A burnout should be second nature to this car. It’s a bulletproof vehicle with simple controls. It should be easy for anyone to take a flat stretch of pavement, build a few revs, and drop the hammer. So why had Rich Mullen owner of Mongoose Performance insisted he be there to do the burnout? The proof is in the video below:
This was the product of nearly an hour’s worth of trials on a slick piece of asphalt. Once we finally got the shot, Rich pulled me aside to tell me how much the car was built to do the exact opposite of our footage.

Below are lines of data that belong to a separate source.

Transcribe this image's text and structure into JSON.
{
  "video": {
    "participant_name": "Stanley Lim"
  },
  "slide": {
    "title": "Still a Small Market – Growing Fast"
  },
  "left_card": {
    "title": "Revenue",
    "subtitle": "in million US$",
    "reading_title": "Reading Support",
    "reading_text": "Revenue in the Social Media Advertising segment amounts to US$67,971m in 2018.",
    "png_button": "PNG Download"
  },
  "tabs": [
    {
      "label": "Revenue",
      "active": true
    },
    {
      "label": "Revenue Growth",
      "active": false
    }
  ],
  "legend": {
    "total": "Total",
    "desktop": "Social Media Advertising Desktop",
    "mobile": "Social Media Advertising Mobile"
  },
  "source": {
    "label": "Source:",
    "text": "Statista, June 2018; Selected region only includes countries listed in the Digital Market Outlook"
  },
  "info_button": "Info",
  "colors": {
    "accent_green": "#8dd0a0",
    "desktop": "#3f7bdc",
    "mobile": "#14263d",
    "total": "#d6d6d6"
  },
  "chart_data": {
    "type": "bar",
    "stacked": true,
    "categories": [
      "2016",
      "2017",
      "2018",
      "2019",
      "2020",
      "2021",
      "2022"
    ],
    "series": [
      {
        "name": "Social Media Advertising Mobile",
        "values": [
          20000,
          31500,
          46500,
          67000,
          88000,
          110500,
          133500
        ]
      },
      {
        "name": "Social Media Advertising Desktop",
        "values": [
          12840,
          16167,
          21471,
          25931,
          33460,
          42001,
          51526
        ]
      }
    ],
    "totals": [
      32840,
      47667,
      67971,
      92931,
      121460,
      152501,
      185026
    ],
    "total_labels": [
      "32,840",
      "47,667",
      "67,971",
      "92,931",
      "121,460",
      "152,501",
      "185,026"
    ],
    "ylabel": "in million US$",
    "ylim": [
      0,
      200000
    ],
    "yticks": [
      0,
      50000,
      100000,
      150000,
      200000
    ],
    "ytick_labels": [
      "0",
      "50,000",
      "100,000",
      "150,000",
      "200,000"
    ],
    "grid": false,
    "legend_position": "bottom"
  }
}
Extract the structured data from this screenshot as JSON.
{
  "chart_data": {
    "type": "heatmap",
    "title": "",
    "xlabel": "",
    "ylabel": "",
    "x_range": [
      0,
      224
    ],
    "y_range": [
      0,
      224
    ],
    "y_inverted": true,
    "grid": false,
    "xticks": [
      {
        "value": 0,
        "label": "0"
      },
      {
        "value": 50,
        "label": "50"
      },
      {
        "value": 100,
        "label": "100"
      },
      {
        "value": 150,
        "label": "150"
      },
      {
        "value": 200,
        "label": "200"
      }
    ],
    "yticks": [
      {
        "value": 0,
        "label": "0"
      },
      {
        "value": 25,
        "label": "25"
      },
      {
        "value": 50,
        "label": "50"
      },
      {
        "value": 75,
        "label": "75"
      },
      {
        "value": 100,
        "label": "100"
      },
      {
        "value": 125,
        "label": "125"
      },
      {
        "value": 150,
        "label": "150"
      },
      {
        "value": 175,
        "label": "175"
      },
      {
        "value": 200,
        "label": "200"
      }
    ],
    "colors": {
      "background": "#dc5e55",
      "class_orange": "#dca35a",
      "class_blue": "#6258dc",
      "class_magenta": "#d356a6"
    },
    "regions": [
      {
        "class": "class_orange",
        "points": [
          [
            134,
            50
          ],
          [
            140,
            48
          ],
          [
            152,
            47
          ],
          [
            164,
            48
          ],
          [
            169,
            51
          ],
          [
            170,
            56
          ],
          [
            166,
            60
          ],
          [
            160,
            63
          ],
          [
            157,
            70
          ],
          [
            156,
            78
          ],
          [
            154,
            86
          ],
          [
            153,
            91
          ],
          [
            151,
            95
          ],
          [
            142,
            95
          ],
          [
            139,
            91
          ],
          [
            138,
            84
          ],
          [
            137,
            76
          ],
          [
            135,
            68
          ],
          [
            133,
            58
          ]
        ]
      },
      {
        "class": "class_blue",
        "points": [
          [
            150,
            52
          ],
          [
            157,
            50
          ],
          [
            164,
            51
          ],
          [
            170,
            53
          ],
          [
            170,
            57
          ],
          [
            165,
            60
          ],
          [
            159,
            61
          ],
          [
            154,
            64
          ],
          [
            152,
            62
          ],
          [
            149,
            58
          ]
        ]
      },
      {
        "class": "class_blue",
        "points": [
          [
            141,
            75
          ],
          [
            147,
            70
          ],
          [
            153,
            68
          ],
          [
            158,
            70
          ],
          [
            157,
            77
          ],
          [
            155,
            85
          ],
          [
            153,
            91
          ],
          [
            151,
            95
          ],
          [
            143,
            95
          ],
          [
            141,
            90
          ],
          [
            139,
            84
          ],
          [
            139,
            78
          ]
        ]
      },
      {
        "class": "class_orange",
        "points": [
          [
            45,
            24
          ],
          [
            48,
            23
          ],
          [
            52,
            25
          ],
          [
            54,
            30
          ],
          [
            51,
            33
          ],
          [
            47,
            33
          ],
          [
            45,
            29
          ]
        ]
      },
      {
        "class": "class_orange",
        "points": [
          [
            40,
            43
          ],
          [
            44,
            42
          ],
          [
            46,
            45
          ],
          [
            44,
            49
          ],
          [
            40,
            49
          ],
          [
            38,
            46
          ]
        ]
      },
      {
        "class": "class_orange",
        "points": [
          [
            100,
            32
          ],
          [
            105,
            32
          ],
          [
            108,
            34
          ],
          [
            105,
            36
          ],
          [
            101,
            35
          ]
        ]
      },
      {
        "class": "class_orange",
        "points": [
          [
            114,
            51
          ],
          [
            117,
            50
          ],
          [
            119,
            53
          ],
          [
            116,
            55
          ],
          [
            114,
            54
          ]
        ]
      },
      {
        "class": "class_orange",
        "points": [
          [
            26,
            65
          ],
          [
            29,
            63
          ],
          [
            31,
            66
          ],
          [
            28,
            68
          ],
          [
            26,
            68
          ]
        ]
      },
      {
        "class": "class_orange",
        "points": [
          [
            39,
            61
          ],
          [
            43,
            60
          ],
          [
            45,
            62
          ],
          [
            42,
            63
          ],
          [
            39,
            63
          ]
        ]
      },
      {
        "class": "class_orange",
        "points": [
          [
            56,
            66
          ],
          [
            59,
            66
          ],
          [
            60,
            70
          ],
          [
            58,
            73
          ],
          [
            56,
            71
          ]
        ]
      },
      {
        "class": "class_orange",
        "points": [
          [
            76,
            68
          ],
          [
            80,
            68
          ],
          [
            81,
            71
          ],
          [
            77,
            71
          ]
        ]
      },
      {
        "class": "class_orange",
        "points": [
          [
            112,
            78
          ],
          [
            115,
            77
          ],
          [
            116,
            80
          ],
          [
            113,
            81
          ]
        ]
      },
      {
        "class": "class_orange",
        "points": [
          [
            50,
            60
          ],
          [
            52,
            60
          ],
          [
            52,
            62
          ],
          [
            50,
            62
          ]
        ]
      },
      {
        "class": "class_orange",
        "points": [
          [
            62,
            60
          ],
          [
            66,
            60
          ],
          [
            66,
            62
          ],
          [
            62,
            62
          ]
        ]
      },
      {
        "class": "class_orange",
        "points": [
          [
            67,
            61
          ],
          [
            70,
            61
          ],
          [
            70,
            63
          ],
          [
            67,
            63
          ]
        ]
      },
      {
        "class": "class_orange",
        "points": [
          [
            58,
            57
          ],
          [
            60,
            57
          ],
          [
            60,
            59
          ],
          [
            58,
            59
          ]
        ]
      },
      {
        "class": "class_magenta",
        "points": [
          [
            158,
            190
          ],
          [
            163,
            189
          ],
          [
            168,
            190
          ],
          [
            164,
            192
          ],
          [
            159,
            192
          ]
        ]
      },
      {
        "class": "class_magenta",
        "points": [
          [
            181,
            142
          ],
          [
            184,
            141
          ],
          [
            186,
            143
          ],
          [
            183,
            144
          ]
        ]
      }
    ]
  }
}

This Camaro was built not only to be powerful, but to keep the power on the ground. So to make the Camaro dance like it did in the video, Rich had to manually override the stability systems of both the Camaro and the Trinity interface during the entire trial. To understand why anyone would want to build a muscle car that didn’t have all the usual muscle car tendencies, an explanation of Mongoose Performance is needed.
The crew at Mongoose participates in every kind of racing that happens on tarmac, including the kind with twists and quick launches. When they build a performance package, it’s not for one specific purpose. Rich knows anyone can add horsepower to a muscle car with a few bolt-on kits. So instead it is his vision to turn every car in his shop into something that can hold its own on any piece of pavement…even the curvy ones.
Driving the Mongoose Camaro proves this point. It still feels raw like a muscle car, but the suspension upgrades solve the understeer problem. The whole experience is like driving a Spyker: the car feels very raw, but it’s always in control.
Rich doesn’t mind if his Mongoose Performance is mentioned in the same breath as Lingenfelter and SMS. But he is also quick to point out that while those performance shops are like factories, his operation is more like a boutique. “We race; we don’t advertise,” says Rich, suggesting that other operations spend their time and money elsewhere.
I’ve encountered products from Mongoose Performance before - everything in the supercar world from a supercharged Ford GT40 to a custom Nissan GT-R. Just like the Mongoose Camaro, each time I encounter something Rich has taken a wrench to, I’m reminded that the best minds in custom supercars come from the track.